Wondering how yoga can help improve and bring some relief to your digestive distress? Let’s take a look at a few ways in which practicing yoga daily can help:
1. Yoga helps with body awareness.
Have you ever noticed that you feel whatever you are feeling on your mat from the previous day—or even what you were feeling 15 minutes before class started? What you ate, what you drank, how much or how little you slept? It all shows up directly on your mat. This helps you appreciate what your body can do for you and helps you figure out what you should do to achieve that.
By bringing attention to the pain or discomfort, it may be possible to alleviate the pain and move into a relaxed state. If you are aware that you experience digestive discomfort, work on poses and postures that will bring you relief instead of just moving through the poses. Be present and active. Constantly check in with yourself throughout class—how you are feeling, where you are holding tension, and how you can release this stress? Less stress and tension in the body means a happy gut.
2. Yoga helps you breathe.
I always feel that breath is first and the poses follow. If you can breathe, you can do yoga. Breathing is directly correlated with your digestive tract, because if digestion is slow and unbalanced, the body is more vulnerable, weak, and susceptible to just feeling uncomfortable: Think bloating, constipation, etc.
Have you ever noticed that when you are confronted with a difficult and stressful situation, your stomach begins to turn into what feels like knots, but the moment you take a deep breath in and let it out slowly you seem a bit more relaxed? That’s like deep-belly breathing in yoga. As you develop the skill of listening you will become more knowledgeable about the workings of your insides. You will start to understand the impulses, desires, and what you need, just by focusing on your breath. Just as in body awareness, when you focus on your breath and breathe into the tension that you are holding, you start to accept the messages that your body is telling you. Then, your behaviors begin to change, and you will begin to develop the necessary tools for self-healing, making things like digestive disorders more manageable and under control.

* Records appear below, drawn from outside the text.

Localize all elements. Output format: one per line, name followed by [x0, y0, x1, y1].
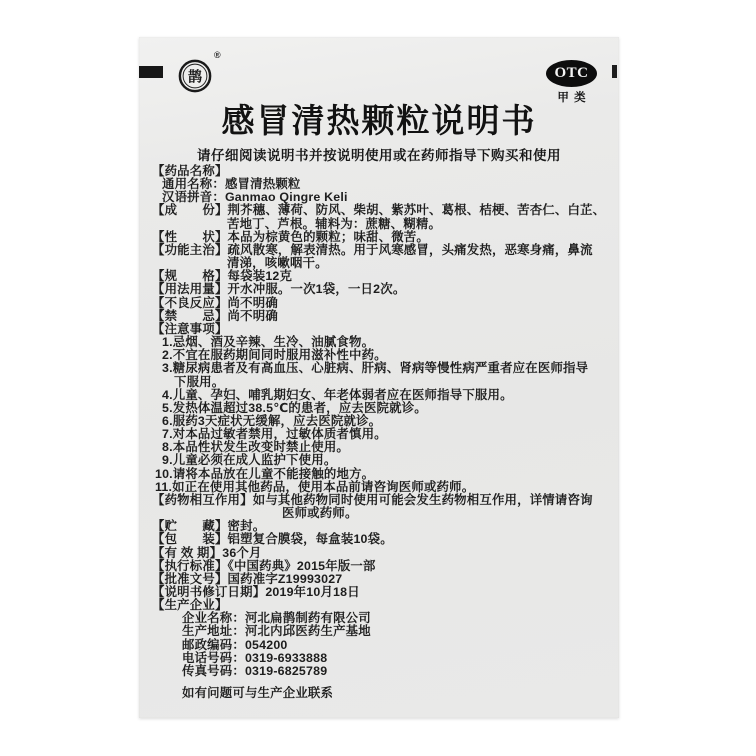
body-line: 【用法用量】开水冲服。一次1袋，一日2次。	[152, 283, 614, 296]
body-line: 【成 份】荆芥穗、薄荷、防风、柴胡、紫苏叶、葛根、桔梗、苦杏仁、白芷、	[152, 204, 614, 217]
body-line: 【性 状】本品为棕黄色的颗粒；味甜、微苦。	[152, 231, 614, 244]
body-line: 【药物相互作用】如与其他药物同时使用可能会发生药物相互作用，详情请咨询	[152, 494, 614, 507]
leaflet-title: 感冒清热颗粒说明书	[139, 95, 619, 142]
body-line: 9.儿童必须在成人监护下使用。	[152, 454, 614, 467]
brand-logo-character: 鹊	[188, 69, 203, 86]
body-line: 5.发热体温超过38.5℃的患者，应去医院就诊。	[152, 402, 614, 415]
body-line: 苦地丁、芦根。辅料为：蔗糖、糊精。	[152, 218, 614, 231]
body-line: 【包 装】铝塑复合膜袋，每盒装10袋。	[152, 533, 614, 546]
body-line: 【不良反应】尚不明确	[152, 297, 614, 310]
body-line: 如有问题可与生产企业联系	[152, 687, 614, 700]
body-line: 生产地址：河北内邱医药生产基地	[152, 625, 614, 638]
leaflet-subtitle: 请仔细阅读说明书并按说明使用或在药师指导下购买和使用	[139, 144, 619, 164]
body-line: 【功能主治】疏风散寒，解表清热。用于风寒感冒，头痛发热，恶寒身痛，鼻流	[152, 244, 614, 257]
body-line: 10.请将本品放在儿童不能接触的地方。	[152, 468, 614, 481]
leaflet-paper: 鹊 ® OTC 甲 类 感冒清热颗粒说明书 请仔细阅读说明书并按说明使用或在药师…	[139, 37, 619, 718]
body-line: 11.如正在使用其他药品，使用本品前请咨询医师或药师。	[152, 481, 614, 494]
body-line: 下服用。	[152, 376, 614, 389]
body-line: 4.儿童、孕妇、哺乳期妇女、年老体弱者应在医师指导下服用。	[152, 389, 614, 402]
print-registration-mark	[139, 66, 163, 78]
body-line: 3.糖尿病患者及有高血压、心脏病、肝病、肾病等慢性病严重者应在医师指导	[152, 362, 614, 375]
otc-badge-label: OTC	[554, 65, 588, 82]
print-edge-mark	[612, 65, 617, 78]
body-line: 邮政编码：054200	[152, 639, 614, 652]
body-line: 【有 效 期】36个月	[152, 547, 614, 560]
leaflet-body: 【药品名称】通用名称：感冒清热颗粒汉语拼音：Ganmao Qingre Keli…	[152, 165, 614, 700]
brand-logo-icon: 鹊	[178, 59, 212, 93]
body-line: 【禁 忌】尚不明确	[152, 310, 614, 323]
body-line: 电话号码：0319-6933888	[152, 652, 614, 665]
otc-badge: OTC	[546, 60, 597, 87]
body-line: 传真号码：0319-6825789	[152, 665, 614, 678]
registered-trademark-symbol: ®	[214, 50, 221, 60]
body-line: 【执行标准】《中国药典》2015年版一部	[152, 560, 614, 573]
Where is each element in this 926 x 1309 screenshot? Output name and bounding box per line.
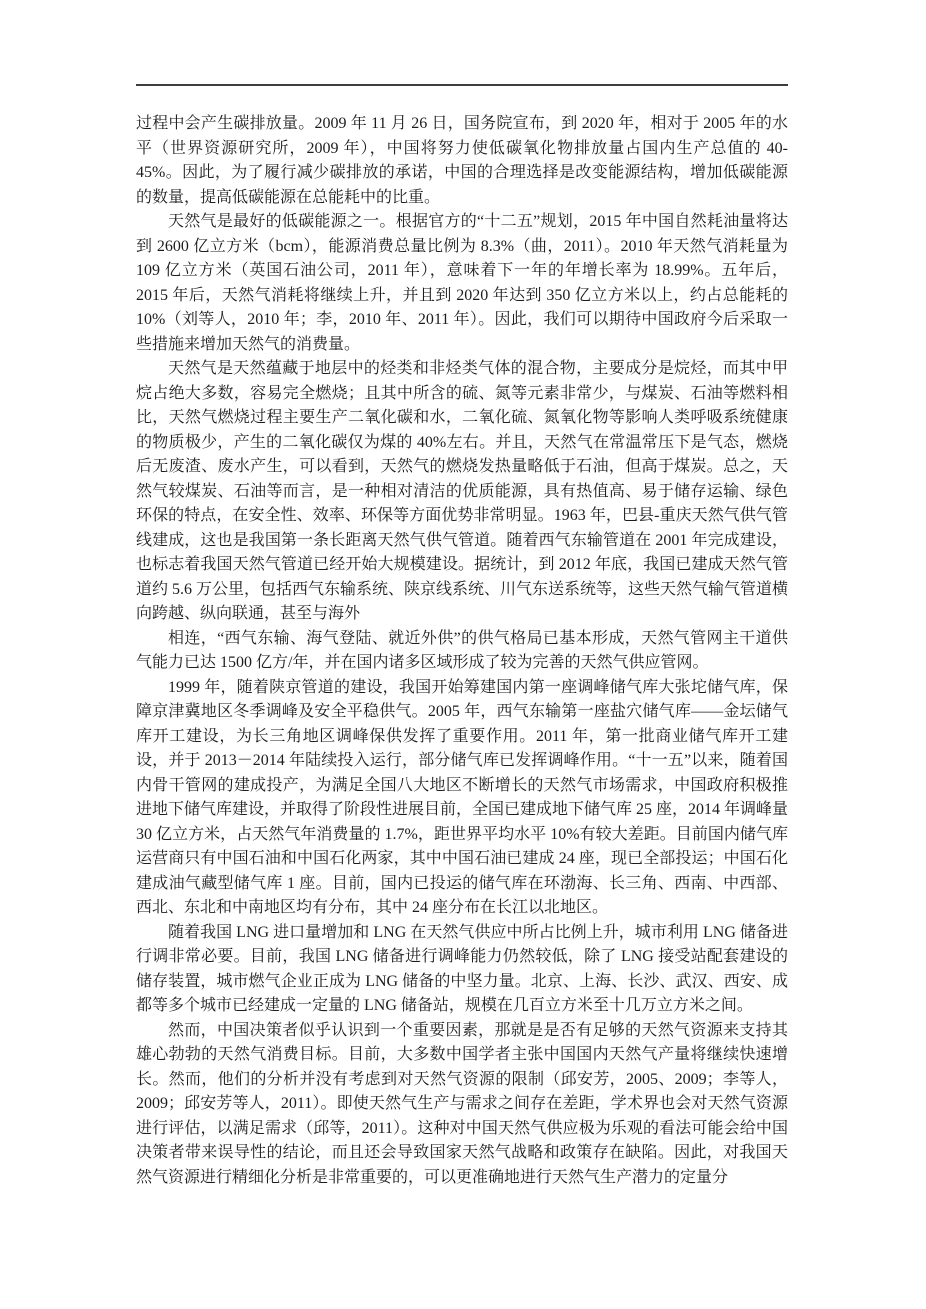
paragraph: 1999 年，随着陕京管道的建设，我国开始筹建国内第一座调峰储气库大张坨储气库，…	[136, 676, 788, 921]
paragraph: 过程中会产生碳排放量。2009 年 11 月 26 日，国务院宣布，到 2020…	[136, 112, 788, 210]
paragraph: 天然气是最好的低碳能源之一。根据官方的“十二五”规划，2015 年中国自然耗油量…	[136, 210, 788, 357]
paragraph: 天然气是天然蕴藏于地层中的烃类和非烃类气体的混合物，主要成分是烷烃，而其中甲烷占…	[136, 357, 788, 627]
document-page: 过程中会产生碳排放量。2009 年 11 月 26 日，国务院宣布，到 2020…	[0, 0, 926, 1309]
header-rule-divider	[136, 84, 788, 86]
paragraph: 相连，“西气东输、海气登陆、就近外供”的供气格局已基本形成，天然气管网主干道供气…	[136, 627, 788, 676]
document-body: 过程中会产生碳排放量。2009 年 11 月 26 日，国务院宣布，到 2020…	[136, 112, 788, 1190]
paragraph: 然而，中国决策者似乎认识到一个重要因素，那就是是否有足够的天然气资源来支持其雄心…	[136, 1019, 788, 1191]
paragraph: 随着我国 LNG 进口量增加和 LNG 在天然气供应中所占比例上升，城市利用 L…	[136, 921, 788, 1019]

3. Yoga poses get those digestive juice flowing.
By stretching and bringing your attention to your inner body and your organs, taking deep breaths, and twisting, you can help eliminate intestinal toxins and digestive discomfort that you may experience. Blood and oxygen are flowing throughout the body, nutrients are able to circulate through the cells, and energy is passed throughout every inch of you.
You can see how important all of these tools are—breathing, body awareness, and with stretching (postures/poses) are related and work together in sync with one another. You need each to help bring a sense of calmness to the body and the mind, which will provide relief to symptoms such as bloating, stress, digestive pain, and the like.